À mon avis, la meilleure option est une version du régime pauvre en glucides. Lorsque vous réduisez votre consommation de glucides, vous abaissez votre taux d’insuline, ce qui a pour effet d’ouvrir les cellules adipeuses afin que la graisse stockée puisse sortir et être brûlée. Les aliments riches en graisses et en protéines sont très rassasiants. Donc, ces aliments que vous êtes autorisé à manger en quantités illimitées vont, contrairement aux glucides, couper rapidement votre faim. De plus, un régime pauvre en glucides est plus ou moins inscrit dans nos gènes, puisque l’être humain a nécessairement suivi ce type de régime pendant des millénaires.
Les données montrent que le régime pauvre en glucides est le meilleur moyen de perdre du poids.

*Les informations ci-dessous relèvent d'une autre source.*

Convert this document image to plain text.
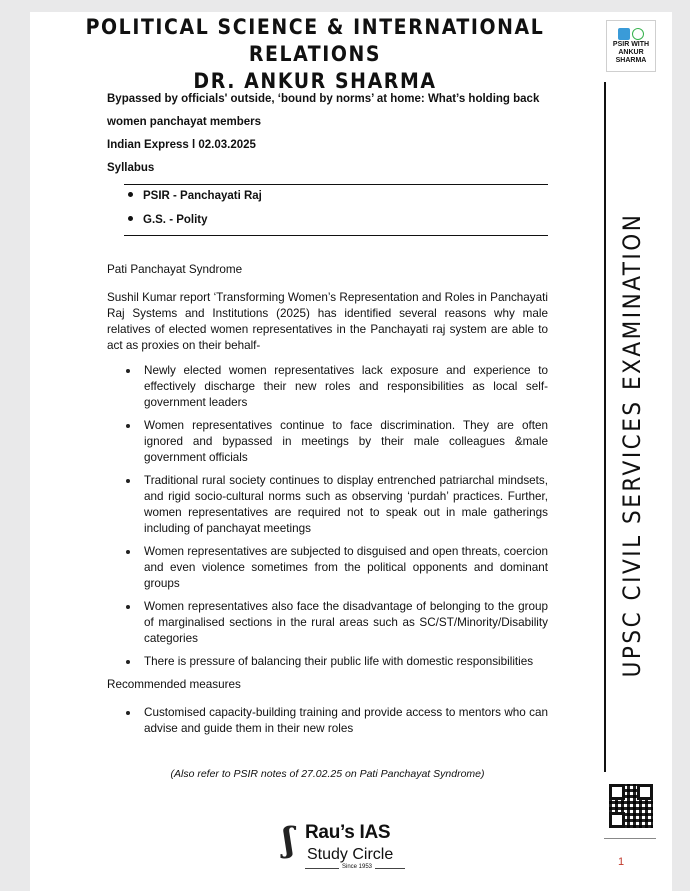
POLITICAL SCIENCE & INTERNATIONAL RELATIONS
DR. ANKUR SHARMA
PSIR WITH
ANKUR
SHARMA
UPSC CIVIL SERVICES EXAMINATION
1
Bypassed by officials' outside, ‘bound by norms’ at home: What’s holding back
women panchayat members
Indian Express l 02.03.2025
Syllabus
PSIR - Panchayati Raj
G.S. - Polity
Pati Panchayat Syndrome
Sushil Kumar report ‘Transforming Women’s Representation and Roles in Panchayati Raj Systems and Institutions (2025) has identified several reasons why male relatives of elected women representatives in the Panchayati raj system are able to act as proxies on their behalf-
Newly elected women representatives lack exposure and experience to effectively discharge their new roles and responsibilities as local self-government leaders
Women representatives continue to face discrimination. They are often ignored and bypassed in meetings by their male colleagues &male government officials
Traditional rural society continues to display entrenched patriarchal mindsets, and rigid socio-cultural norms such as observing ‘purdah’ practices. Further, women representatives are required not to speak out in male gatherings including of panchayat meetings
Women representatives are subjected to disguised and open threats, coercion and even violence sometimes from the political opponents and dominant groups
Women representatives also face the disadvantage of belonging to the group of marginalised sections in the rural areas such as SC/ST/Minority/Disability categories
There is pressure of balancing their public life with domestic responsibilities
Recommended measures
Customised capacity-building training and provide access to mentors who can advise and guide them in their new roles
(Also refer to PSIR notes of 27.02.25 on Pati Panchayat Syndrome)
ʃ Rau’s IAS
Study Circle
Since 1953
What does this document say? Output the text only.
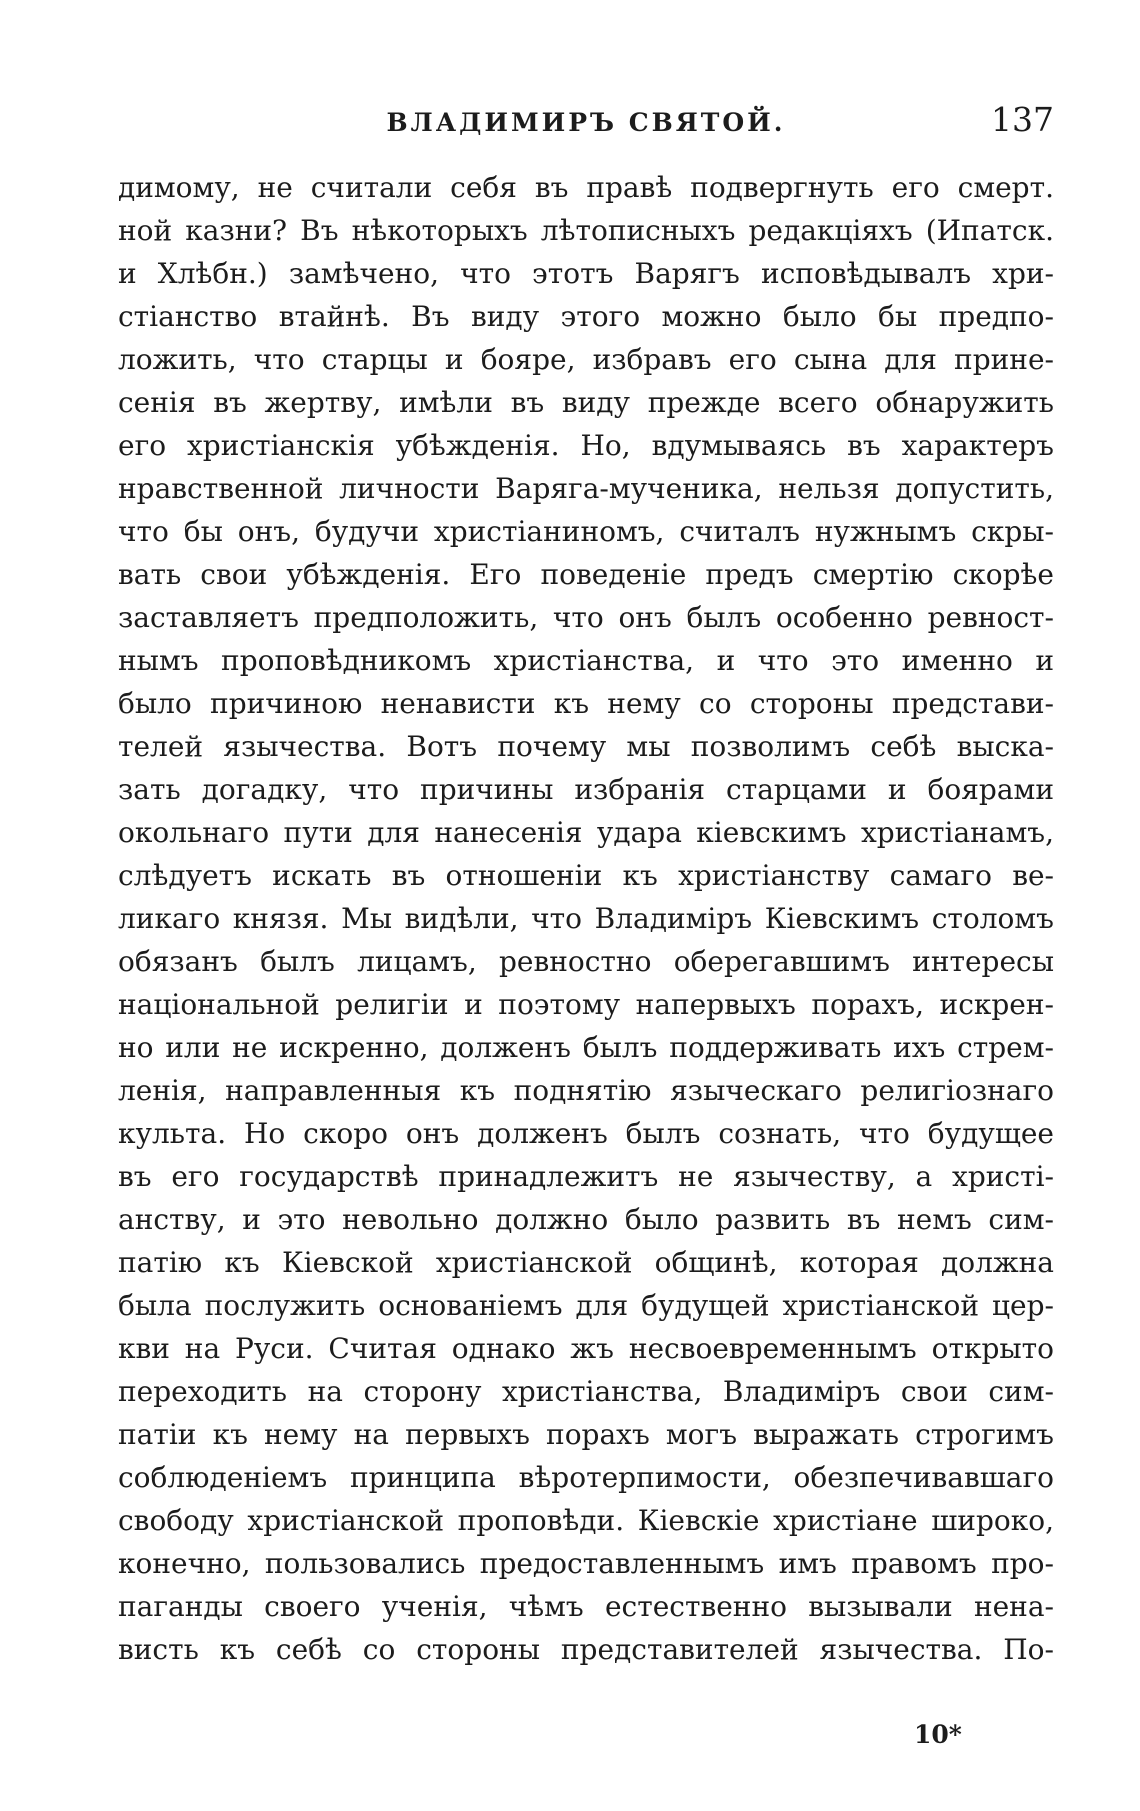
ВЛАДИМИРЪ СВЯТОЙ.	137
димому, не считали себя въ правѣ подвергнуть его смерт.
ной казни? Въ нѣкоторыхъ лѣтописныхъ редакціяхъ (Ипатск.
и Хлѣбн.) замѣчено, что этотъ Варягъ исповѣдывалъ хри-
стіанство втайнѣ. Въ виду этого можно было бы предпо-
ложить, что старцы и бояре, избравъ его сына для прине-
сенія въ жертву, имѣли въ виду прежде всего обнаружить
его христіанскія убѣжденія. Но, вдумываясь въ характеръ
нравственной личности Варяга-мученика, нельзя допустить,
что бы онъ, будучи христіаниномъ, считалъ нужнымъ скры-
вать свои убѣжденія. Его поведеніе предъ смертію скорѣе
заставляетъ предположить, что онъ былъ особенно ревност-
нымъ проповѣдникомъ христіанства, и что это именно и
было причиною ненависти къ нему со стороны представи-
телей язычества. Вотъ почему мы позволимъ себѣ выска-
зать догадку, что причины избранія старцами и боярами
окольнаго пути для нанесенія удара кіевскимъ христіанамъ,
слѣдуетъ искать въ отношеніи къ христіанству самаго ве-
ликаго князя. Мы видѣли, что Владиміръ Кіевскимъ столомъ
обязанъ былъ лицамъ, ревностно оберегавшимъ интересы
національной религіи и поэтому напервыхъ порахъ, искрен-
но или не искренно, долженъ былъ поддерживать ихъ стрем-
ленія, направленныя къ поднятію языческаго религіознаго
культа. Но скоро онъ долженъ былъ сознать, что будущее
въ его государствѣ принадлежитъ не язычеству, а христі-
анству, и это невольно должно было развить въ немъ сим-
патію къ Кіевской христіанской общинѣ, которая должна
была послужить основаніемъ для будущей христіанской цер-
кви на Руси. Считая однако жъ несвоевременнымъ открыто
переходить на сторону христіанства, Владиміръ свои сим-
патіи къ нему на первыхъ порахъ могъ выражать строгимъ
соблюденіемъ принципа вѣротерпимости, обезпечивавшаго
свободу христіанской проповѣди. Кіевскіе христіане широко,
конечно, пользовались предоставленнымъ имъ правомъ про-
паганды своего ученія, чѣмъ естественно вызывали нена-
висть къ себѣ со стороны представителей язычества. По-
10*
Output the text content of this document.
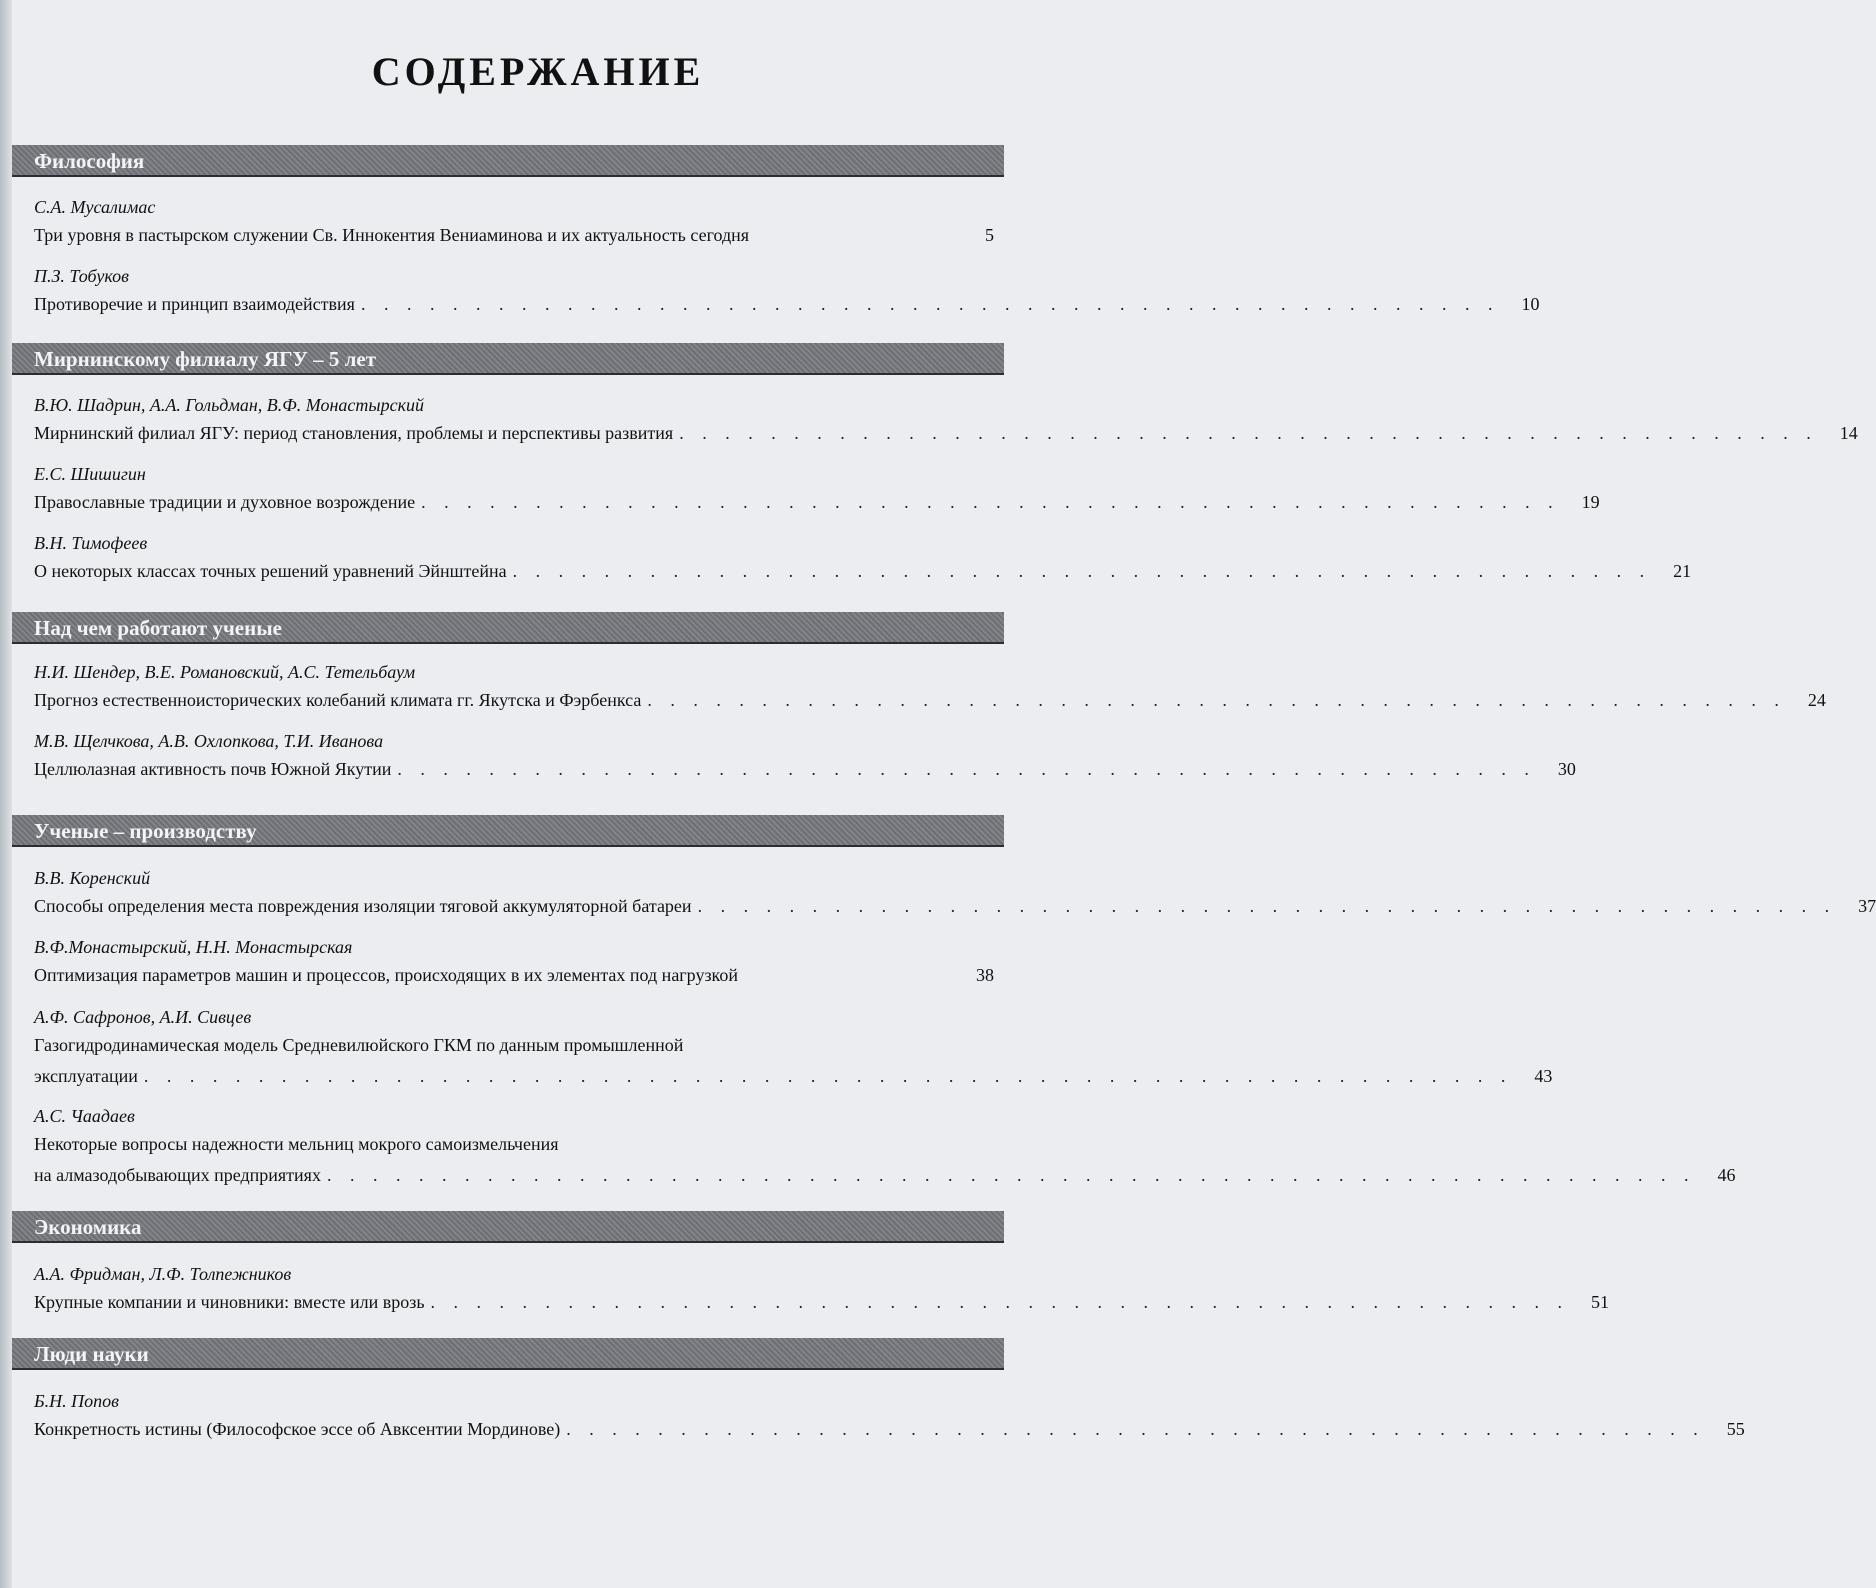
СОДЕРЖАНИЕ
Философия
С.А. Мусалимас
Три уровня в пастырском служении Св. Иннокентия Вениаминова и их актуальность сегодня	5
П.З. Тобуков
Противоречие и принцип взаимодействия . . . . . . . . . . . . . . . . . . . . . . . . . . . . . . . . . . . . . . . . . . . . . . . . . .	10
Мирнинскому филиалу ЯГУ – 5 лет
В.Ю. Шадрин, А.А. Гольдман, В.Ф. Монастырский
Мирнинский филиал ЯГУ: период становления, проблемы и перспективы развития . . . . . . . . . . . . . . . . . . . . . . . . . . . . . . . . . . . . . . . . . . . . . . . . . .	14
Е.С. Шишигин
Православные традиции и духовное возрождение . . . . . . . . . . . . . . . . . . . . . . . . . . . . . . . . . . . . . . . . . . . . . . . . . .	19
В.Н. Тимофеев
О некоторых классах точных решений уравнений Эйнштейна . . . . . . . . . . . . . . . . . . . . . . . . . . . . . . . . . . . . . . . . . . . . . . . . . .	21
Над чем работают ученые
Н.И. Шендер, В.Е. Романовский, А.С. Тетельбаум
Прогноз естественноисторических колебаний климата гг. Якутска и Фэрбенкса . . . . . . . . . . . . . . . . . . . . . . . . . . . . . . . . . . . . . . . . . . . . . . . . . .	24
М.В. Щелчкова, А.В. Охлопкова, Т.И. Иванова
Целлюлазная активность почв Южной Якутии . . . . . . . . . . . . . . . . . . . . . . . . . . . . . . . . . . . . . . . . . . . . . . . . . .	30
Ученые – производству
В.В. Коренский
Способы определения места повреждения изоляции тяговой аккумуляторной батареи . . . . . . . . . . . . . . . . . . . . . . . . . . . . . . . . . . . . . . . . . . . . . . . . . .	37
В.Ф.Монастырский, Н.Н. Монастырская
Оптимизация параметров машин и процессов, происходящих в их элементах под нагрузкой	38
А.Ф. Сафронов, А.И. Сивцев
Газогидродинамическая модель Средневилюйского ГКМ по данным промышленной
эксплуатации . . . . . . . . . . . . . . . . . . . . . . . . . . . . . . . . . . . . . . . . . . . . . . . . . . . . . . . . . . . .	43
А.С. Чаадаев
Некоторые вопросы надежности мельниц мокрого самоизмельчения
на алмазодобывающих предприятиях . . . . . . . . . . . . . . . . . . . . . . . . . . . . . . . . . . . . . . . . . . . . . . . . . . . . . . . . . . . .	46
Экономика
А.А. Фридман, Л.Ф. Толпежников
Крупные компании и чиновники: вместе или врозь . . . . . . . . . . . . . . . . . . . . . . . . . . . . . . . . . . . . . . . . . . . . . . . . . .	51
Люди науки
Б.Н. Попов
Конкретность истины (Философское эссе об Авксентии Мординове) . . . . . . . . . . . . . . . . . . . . . . . . . . . . . . . . . . . . . . . . . . . . . . . . . .	55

La Public Health Collaboration, une organisation britannique à but non lucratif, a recensé toutes les études sur les régimes alimentaires, comparant les régimes pauvres en graisses et riches en glucides (et les régimes hypocaloriques) aux régimes pauvres en glucides, au cours des deux dernières décennies. Vous pouvez consulter leurs données. Sur les 67 études évaluées, le régime pauvre en glucides l’emporte sur le régime pauvre en graisses (pauvre en calories), en termes de perte de poids, dans 58 d’entre elles. Dans 7 études seulement, les sujets ont perdu plus de poids avec un régime pauvre en graisses. Si l’on évalue ces 67 études en termes de signification statistique (faible P, si cela vous intéresse), il s’avère que 36/67 études montrent une différence statistiquement significative dans la perte de poids chez les sujets soumis à un régime pauvre en glucides, et 0/67 pour le régime pauvre en graisses.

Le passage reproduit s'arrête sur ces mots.